今年で14回目のタグボートアワードが世田谷ものづくり学校にて開催された。
公募には合計270名のエントリーがあり、画像による一次審査で選出された30名のアーティストによる入選者グループ展が2月23、24日の両日に開催された。
審査員には日本を代表するギャラリスト・小山登美夫氏、美術家の天明屋尚氏、コレクターの塩入敏治氏にタグボート代表の徳光健治を加えて計4名で審査が行われた。
タグボートアワードの特長はこのように、美大教授のようなアカデミックな視点を敢えて外して、現実のアートのビジネスの中で役立つ方々を審査員として選出していることだ。
従い、難解なコンセプトよりも単純で分かりやすいコンセプトが好まれるし、精緻な技法よりも大胆でインパクトの強い作品が評価されやすい。
さらには新しいトレンドを含んでいることもアーティストにとって大切な要件である。
そのため、タグボートのアワードに応募するアーティストでは超絶技巧や写実の技術にこだわる方が少なくなってきた。
また、タグボートアワードはジャンルも絵画、写真、立体、インスタレーション、映像、パフォーマンスなど多彩だ。
メディアの多様化は時代の流れであり、いまだに平面に限定している公募が多い中、タグボートは多くのアーティストに対し門戸を広げている。
さて、タグボートアワードのもう一つの特長は賞金額ではなく、その後のフォローアップにある。
賞を獲得したアーティストに次のキャリアへのチャンスを与えることだ。
受賞者向けに海外でのグループ展の開催を行っているのはそのためだ。
今年はアワードとしては初めて上海という場所を初めて選んだ。
これまでは、香港、台湾といった場所がメインであったが、ここにきてメインランドの中国、その中でも上海を選んだことに意味がある。
中国の中でも特に上海は北京をしのぐほどにアートマーケットが拡大していることと、その成長速度が異常に早いことだ。
そのダイナミズムをアーティストに感じてほしいというのが今回の趣旨だ。
上海で開催されるShun Art galleryのオーナーであるshunさんにも、今回の入選者グループ展に来てもらった。

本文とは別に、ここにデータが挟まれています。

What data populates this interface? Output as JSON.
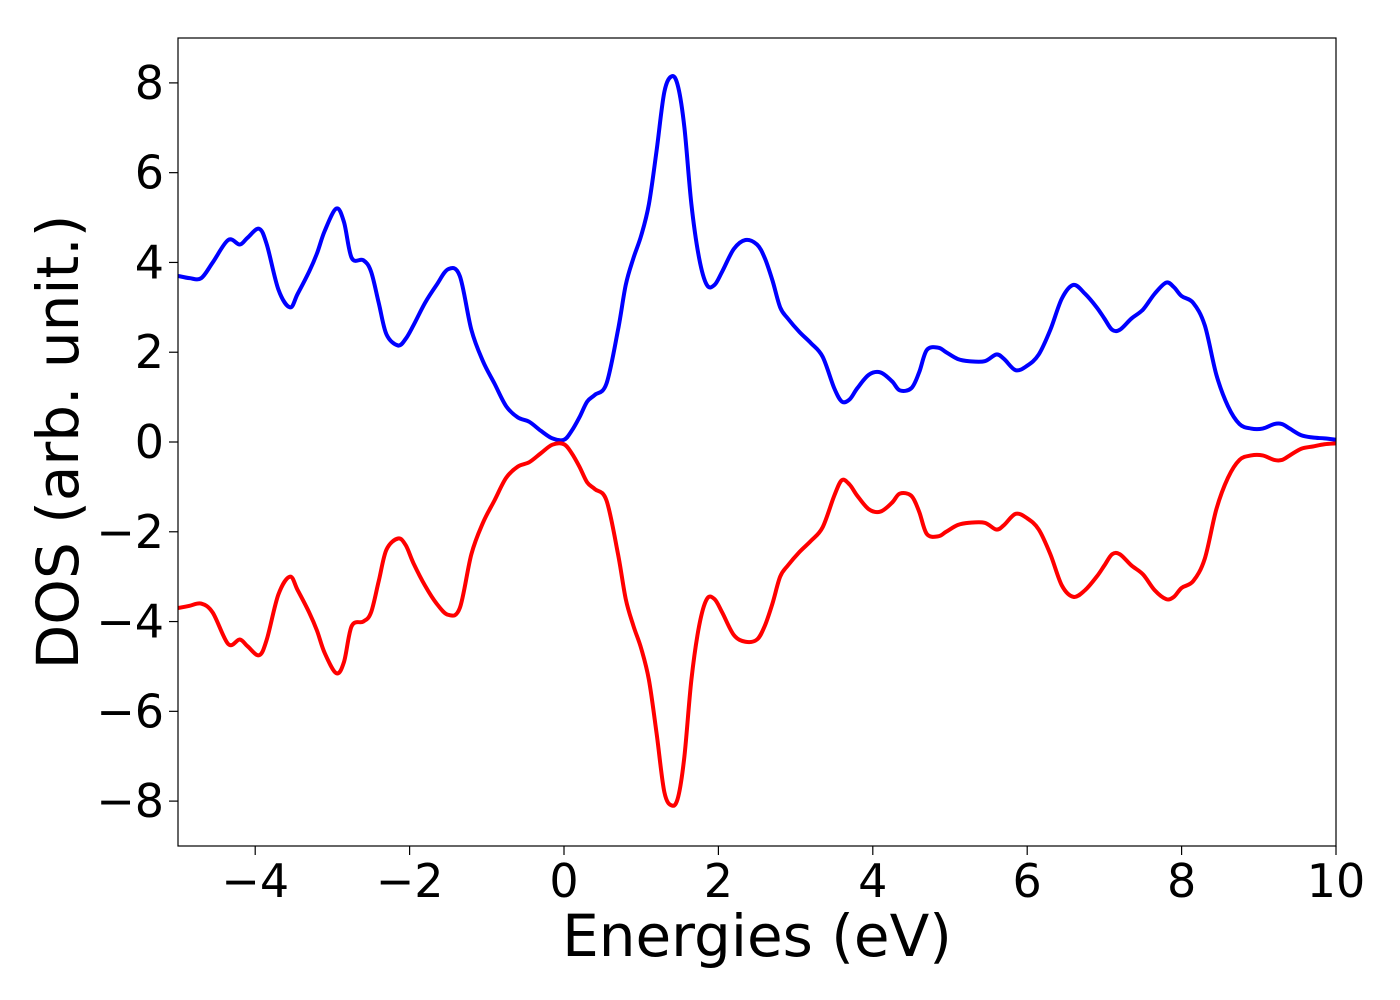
{
  "chart_data": {
    "type": "line",
    "title": "",
    "xlabel": "Energies (eV)",
    "ylabel": "DOS (arb. unit.)",
    "xlim": [
      -5,
      10
    ],
    "ylim": [
      -9,
      9
    ],
    "xticks": [
      -4,
      -2,
      0,
      2,
      4,
      6,
      8,
      10
    ],
    "yticks": [
      -8,
      -6,
      -4,
      -2,
      0,
      2,
      4,
      6,
      8
    ],
    "xtick_labels": [
      "−4",
      "−2",
      "0",
      "2",
      "4",
      "6",
      "8",
      "10"
    ],
    "ytick_labels": [
      "−8",
      "−6",
      "−4",
      "−2",
      "0",
      "2",
      "4",
      "6",
      "8"
    ],
    "grid": false,
    "legend": "none",
    "series": [
      {
        "color": "#0000ff",
        "x": [
          -5.0,
          -4.85,
          -4.7,
          -4.55,
          -4.35,
          -4.2,
          -4.1,
          -3.95,
          -3.85,
          -3.7,
          -3.55,
          -3.45,
          -3.3,
          -3.2,
          -3.1,
          -2.95,
          -2.85,
          -2.75,
          -2.6,
          -2.5,
          -2.4,
          -2.3,
          -2.15,
          -2.05,
          -1.95,
          -1.8,
          -1.65,
          -1.5,
          -1.35,
          -1.2,
          -1.05,
          -0.9,
          -0.75,
          -0.6,
          -0.45,
          -0.3,
          -0.15,
          0.0,
          0.1,
          0.2,
          0.3,
          0.4,
          0.55,
          0.7,
          0.8,
          0.9,
          1.0,
          1.1,
          1.2,
          1.3,
          1.4,
          1.48,
          1.56,
          1.65,
          1.75,
          1.85,
          1.95,
          2.05,
          2.2,
          2.35,
          2.5,
          2.6,
          2.7,
          2.8,
          2.9,
          3.05,
          3.2,
          3.35,
          3.5,
          3.6,
          3.7,
          3.8,
          3.95,
          4.1,
          4.25,
          4.35,
          4.5,
          4.6,
          4.7,
          4.85,
          4.95,
          5.1,
          5.25,
          5.45,
          5.6,
          5.7,
          5.85,
          6.0,
          6.15,
          6.3,
          6.45,
          6.6,
          6.75,
          6.9,
          7.0,
          7.1,
          7.2,
          7.35,
          7.5,
          7.65,
          7.8,
          7.9,
          8.0,
          8.15,
          8.3,
          8.45,
          8.6,
          8.75,
          8.9,
          9.05,
          9.2,
          9.3,
          9.4,
          9.55,
          9.7,
          9.85,
          10.0
        ],
        "y": [
          3.7,
          3.65,
          3.65,
          4.0,
          4.5,
          4.4,
          4.55,
          4.75,
          4.4,
          3.4,
          3.0,
          3.3,
          3.8,
          4.2,
          4.7,
          5.2,
          4.9,
          4.1,
          4.05,
          3.8,
          3.1,
          2.4,
          2.15,
          2.3,
          2.6,
          3.1,
          3.5,
          3.85,
          3.7,
          2.5,
          1.8,
          1.3,
          0.8,
          0.55,
          0.45,
          0.25,
          0.08,
          0.05,
          0.25,
          0.55,
          0.9,
          1.05,
          1.3,
          2.5,
          3.5,
          4.1,
          4.6,
          5.3,
          6.5,
          7.8,
          8.15,
          7.9,
          7.0,
          5.3,
          4.1,
          3.5,
          3.5,
          3.8,
          4.3,
          4.5,
          4.4,
          4.1,
          3.6,
          3.0,
          2.75,
          2.45,
          2.2,
          1.9,
          1.2,
          0.9,
          0.95,
          1.2,
          1.5,
          1.55,
          1.35,
          1.15,
          1.2,
          1.55,
          2.05,
          2.1,
          2.0,
          1.85,
          1.8,
          1.8,
          1.95,
          1.85,
          1.6,
          1.7,
          1.95,
          2.5,
          3.2,
          3.5,
          3.3,
          3.0,
          2.75,
          2.5,
          2.5,
          2.75,
          2.95,
          3.3,
          3.55,
          3.45,
          3.25,
          3.1,
          2.6,
          1.5,
          0.8,
          0.4,
          0.3,
          0.3,
          0.4,
          0.4,
          0.3,
          0.15,
          0.1,
          0.08,
          0.05
        ]
      },
      {
        "color": "#ff0000",
        "x": [
          -5.0,
          -4.85,
          -4.7,
          -4.55,
          -4.35,
          -4.2,
          -4.1,
          -3.95,
          -3.85,
          -3.7,
          -3.55,
          -3.45,
          -3.3,
          -3.2,
          -3.1,
          -2.95,
          -2.85,
          -2.75,
          -2.6,
          -2.5,
          -2.4,
          -2.3,
          -2.15,
          -2.05,
          -1.95,
          -1.8,
          -1.65,
          -1.5,
          -1.35,
          -1.2,
          -1.05,
          -0.9,
          -0.75,
          -0.6,
          -0.45,
          -0.3,
          -0.15,
          0.0,
          0.1,
          0.2,
          0.3,
          0.4,
          0.55,
          0.7,
          0.8,
          0.9,
          1.0,
          1.1,
          1.2,
          1.3,
          1.4,
          1.48,
          1.56,
          1.65,
          1.75,
          1.85,
          1.95,
          2.05,
          2.2,
          2.35,
          2.5,
          2.6,
          2.7,
          2.8,
          2.9,
          3.05,
          3.2,
          3.35,
          3.5,
          3.6,
          3.7,
          3.8,
          3.95,
          4.1,
          4.25,
          4.35,
          4.5,
          4.6,
          4.7,
          4.85,
          4.95,
          5.1,
          5.25,
          5.45,
          5.6,
          5.7,
          5.85,
          6.0,
          6.15,
          6.3,
          6.45,
          6.6,
          6.75,
          6.9,
          7.0,
          7.1,
          7.2,
          7.35,
          7.5,
          7.65,
          7.8,
          7.9,
          8.0,
          8.15,
          8.3,
          8.45,
          8.6,
          8.75,
          8.9,
          9.05,
          9.2,
          9.3,
          9.4,
          9.55,
          9.7,
          9.85,
          10.0
        ],
        "y": [
          -3.7,
          -3.65,
          -3.6,
          -3.8,
          -4.5,
          -4.4,
          -4.55,
          -4.75,
          -4.4,
          -3.4,
          -3.0,
          -3.3,
          -3.8,
          -4.2,
          -4.7,
          -5.15,
          -4.9,
          -4.1,
          -4.0,
          -3.8,
          -3.1,
          -2.4,
          -2.15,
          -2.3,
          -2.7,
          -3.2,
          -3.6,
          -3.85,
          -3.7,
          -2.5,
          -1.8,
          -1.3,
          -0.8,
          -0.55,
          -0.45,
          -0.25,
          -0.06,
          -0.05,
          -0.25,
          -0.55,
          -0.9,
          -1.05,
          -1.3,
          -2.5,
          -3.5,
          -4.1,
          -4.6,
          -5.3,
          -6.5,
          -7.8,
          -8.1,
          -7.9,
          -7.0,
          -5.3,
          -4.1,
          -3.5,
          -3.5,
          -3.8,
          -4.3,
          -4.45,
          -4.4,
          -4.1,
          -3.6,
          -3.0,
          -2.75,
          -2.45,
          -2.2,
          -1.9,
          -1.2,
          -0.85,
          -0.95,
          -1.2,
          -1.5,
          -1.55,
          -1.35,
          -1.15,
          -1.2,
          -1.55,
          -2.05,
          -2.1,
          -2.0,
          -1.85,
          -1.8,
          -1.8,
          -1.95,
          -1.85,
          -1.6,
          -1.7,
          -1.95,
          -2.5,
          -3.2,
          -3.45,
          -3.3,
          -3.0,
          -2.75,
          -2.5,
          -2.5,
          -2.75,
          -2.95,
          -3.3,
          -3.5,
          -3.45,
          -3.25,
          -3.1,
          -2.6,
          -1.5,
          -0.8,
          -0.4,
          -0.3,
          -0.3,
          -0.4,
          -0.4,
          -0.3,
          -0.15,
          -0.1,
          -0.05,
          -0.03
        ]
      }
    ]
  }
}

来日時期が確定しないことから審査員になっていただくことはいったん断念したのだが、今回は都合よく来日時期が重なったのでshunさんのギャラリーで展示する作品を自らの目で確認してもらったことと、直接アーティストと話をしてもらえたことは大きい。
グランプリには清水智裕、準グランプリにAiraが選出された。
偶然にもこの両名のペインターはタグボートがすでにオンラインで販売しているアーティストであったことから、タグボートが現在プロモーションしているアーティストの質の高さが証明されたこととなった。

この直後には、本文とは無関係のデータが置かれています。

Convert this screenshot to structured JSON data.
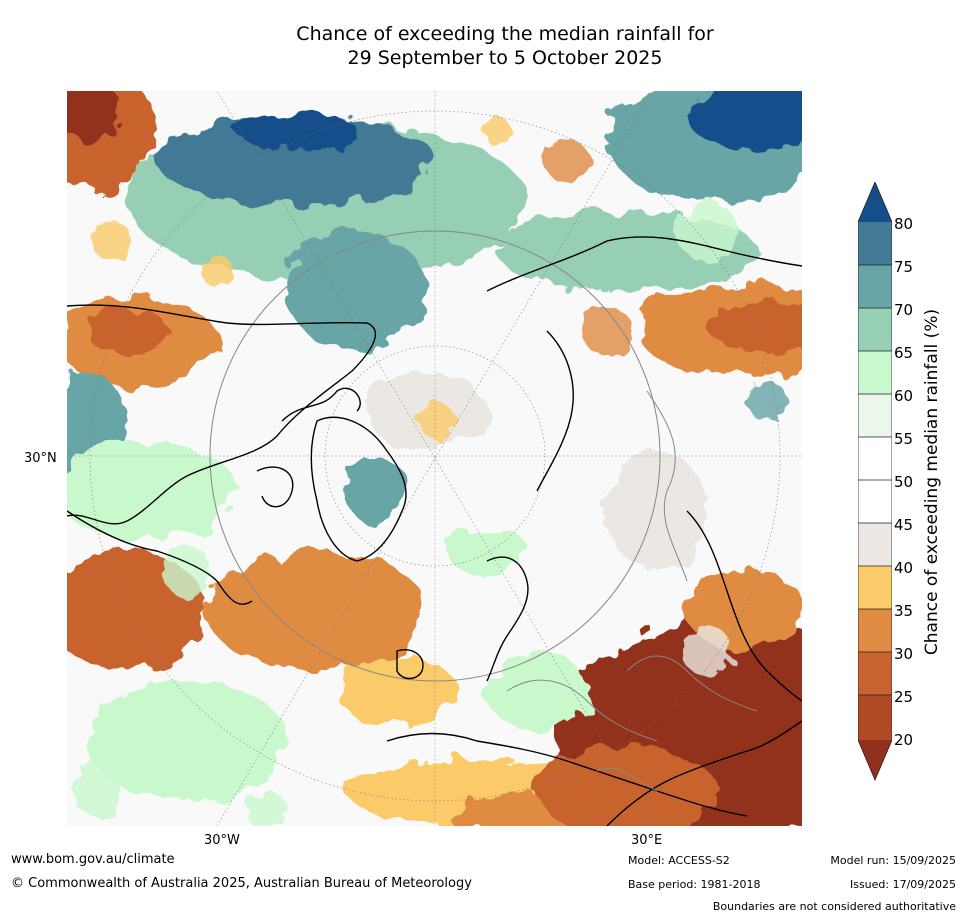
{
  "title": {
    "line1": "Chance of exceeding the median rainfall for",
    "line2": "29 September to 5 October 2025"
  },
  "map_labels": {
    "lat_30n": "30°N",
    "lon_30w": "30°W",
    "lon_30e": "30°E"
  },
  "colorbar": {
    "label": "Chance of exceeding median rainfall (%)",
    "ticks": [
      "80",
      "75",
      "70",
      "65",
      "60",
      "55",
      "50",
      "45",
      "40",
      "35",
      "30",
      "25",
      "20"
    ],
    "colors": {
      "below_20": "#93301b",
      "20_25": "#b04a25",
      "25_30": "#c8632f",
      "30_35": "#e08b43",
      "35_40": "#fbcb6a",
      "40_45": "#ebe8e3",
      "45_50": "#ffffff",
      "50_55": "#ffffff",
      "55_60": "#ebf7ea",
      "60_65": "#c9f8cd",
      "65_70": "#96cfb4",
      "70_75": "#68a5a6",
      "75_80": "#437a96",
      "above_80": "#164e8b"
    }
  },
  "footer": {
    "website": "www.bom.gov.au/climate",
    "copyright": "© Commonwealth of Australia 2025, Australian Bureau of Meteorology",
    "model": "Model: ACCESS-S2",
    "base_period": "Base period: 1981-2018",
    "model_run": "Model run: 15/09/2025",
    "issued": "Issued: 17/09/2025",
    "disclaimer": "Boundaries are not considered authoritative"
  }
}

さらに、審査員特別賞には、TETSUJIN AUDIO VISUALというほうきギターのパフォーマンスアートであったり、AI(人工知能)によって作られた作品など、最新のトレンドが反映されたアーティストが選出された。
そのほかペインティングのちぎらしょうこ、工芸的なセンス光る田中陽子と、総勢6名のアーティストが受賞し、上海行きの切符を獲得した。
さて、これらのアーティストが次のキャリアを形成するためには、上海に行って展示をするだけでは十分ではない。
展覧会で作品が売れればよいのだが、もし運よく売れたとしてもそれは一時的なものにすぎない。
また展覧会に参加した実績もそれは作家プロフィールの履歴に残るだけだ。
タグボートアワードでやりたいことは履歴を残してもらったり、賞金を与えることでアーティストの懐を温めることでもない。
我々が望むことは、作家の自助努力を側面から支援することだ。
つまり、国内にしか目が向いてないアーティストに海外のマーケットの現実を身をもって感じてもらうこと、現地に行くことで磨かれるコミュニケーション能力だ。
日本国内はアートマーケットが小さく、国内市場だけを意識した作品では世界に通用しないことを作家自身が知る必要がある。
大きな作品は売れないので小さいな作品を作った方がよいと言われるのは日本のギャラリーくらいだからだ。
また、現地のギャラリーがどのくらいグローバルな展開をしているか、コレクターの規模など、海外に行かないと気付かないことは多い。
そこから学んだことをどのように日本に帰ってから制作につなげるかが重要だ。
実際に海外の展覧会で、現地のマーケット実情に触れた後に、現地でのアーティスト・イン・レジデンスをすることの意味を感じて行動を起こすアーティストもいる。
彼らは見たこと、感じたことを躊躇せずに行動することで次のチャンスを確実にものにしている。
我々はそのようなアーティストを応援したいし、アワードを機会として自らが変わるアーティストが生まれることを期待しているのだ。